Изменить стиль страницы

Навстречу 100-летию Ленина народ поет шлягер «Хмуриться не надо, Лада» с рефреном «Нам столетья не преграда» (о, бодренький Эдуард Хиль):

— Нам столетье не преграда!

Свежий анекдот. Московский Второй часовой завод выпустил часы-кукушку, на которых из окошка каждый час выскакивает на броневичке Ильич с указующей ручкой и поет:

— Ку-ку!

В такой обстановке Евтушенко пишет «Казанский университет». Он опять дразнит гусей, балансирует на грани, ходит по краю.

Из семнадцати глав только в пяти мельком проскакивает или упоминается великий юбиляр. Эпиграф: «“Задача состоит в том, чтобы учиться”. В. И. Ленин». Кто против? Второй эпиграф: «“Русскому народу образование не нужно, ибо оно научает логически мыслить”. К. Победоносцев».

Надо ли было огород городить?

Поэма? Собранье пестрых глав. Роман в стихах? Скорее — книга про интеллигенцию (= книга про бойца Твардовского).

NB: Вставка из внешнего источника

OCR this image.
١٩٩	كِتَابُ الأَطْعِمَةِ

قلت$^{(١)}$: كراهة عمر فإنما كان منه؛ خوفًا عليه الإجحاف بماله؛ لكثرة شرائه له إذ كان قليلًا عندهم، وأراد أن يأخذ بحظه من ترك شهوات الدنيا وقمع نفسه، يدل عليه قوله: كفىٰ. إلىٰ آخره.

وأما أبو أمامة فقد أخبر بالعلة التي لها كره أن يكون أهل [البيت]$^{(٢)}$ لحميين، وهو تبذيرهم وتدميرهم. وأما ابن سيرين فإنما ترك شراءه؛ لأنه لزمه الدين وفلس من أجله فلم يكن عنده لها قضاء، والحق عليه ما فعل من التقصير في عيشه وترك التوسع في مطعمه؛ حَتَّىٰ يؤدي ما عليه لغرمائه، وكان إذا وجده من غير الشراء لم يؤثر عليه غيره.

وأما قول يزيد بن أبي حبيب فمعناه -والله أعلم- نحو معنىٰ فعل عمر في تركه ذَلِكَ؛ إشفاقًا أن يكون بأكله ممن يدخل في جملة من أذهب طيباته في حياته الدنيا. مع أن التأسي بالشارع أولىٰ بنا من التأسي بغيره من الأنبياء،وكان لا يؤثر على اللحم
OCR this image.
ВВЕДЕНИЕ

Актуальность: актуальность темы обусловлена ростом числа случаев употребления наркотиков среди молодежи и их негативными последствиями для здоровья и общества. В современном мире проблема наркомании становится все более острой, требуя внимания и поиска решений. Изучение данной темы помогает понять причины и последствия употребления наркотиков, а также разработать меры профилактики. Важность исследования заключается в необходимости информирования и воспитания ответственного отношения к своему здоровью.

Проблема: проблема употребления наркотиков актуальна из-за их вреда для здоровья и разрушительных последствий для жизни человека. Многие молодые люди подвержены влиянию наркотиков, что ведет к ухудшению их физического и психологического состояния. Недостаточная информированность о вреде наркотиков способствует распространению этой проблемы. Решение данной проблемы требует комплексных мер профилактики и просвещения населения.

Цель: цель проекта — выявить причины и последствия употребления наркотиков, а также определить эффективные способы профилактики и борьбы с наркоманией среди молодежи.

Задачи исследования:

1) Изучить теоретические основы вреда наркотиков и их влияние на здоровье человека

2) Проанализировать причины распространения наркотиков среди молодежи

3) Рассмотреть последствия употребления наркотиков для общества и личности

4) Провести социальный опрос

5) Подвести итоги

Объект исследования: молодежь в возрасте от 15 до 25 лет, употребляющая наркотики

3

Интеллигенция не морщится, потому как другого выражения лица у нее уже нет.

В некотором роде на какое-то время Евтушенко стал университетским поэтом. На самом деле нет ничего более чуждого евтушенковскому пониманию поэта, каковой, как известно, в России больше, чем поэт.

Еще в 1958-м он засвидетельствовал: интеллигенция поет блатные песни. Годом раньше и вовсе так («Интеллигенты, мы помногу…»):

Мы веселимся нервно, скупо.
Меж нас царит угрюмый торг,
царит бессмысленная скука
или двусмысленный восторг.

Он предпочитает простых людей:

Свободны, а не половинны
и выше ссор или невзгод
их свадьбы или именины
и складчина на Новый год.

Ну а, например, Вознесенский в шестидесятых, напротив, поет ей дифирамб:

Есть русская интеллигенция.
Вы думали — нет? Есть.
Не масса индифферентная,
а совесть страны и честь.

Уж не говоря о «Лонжюмо» Вознесенского — поэме о Ленине.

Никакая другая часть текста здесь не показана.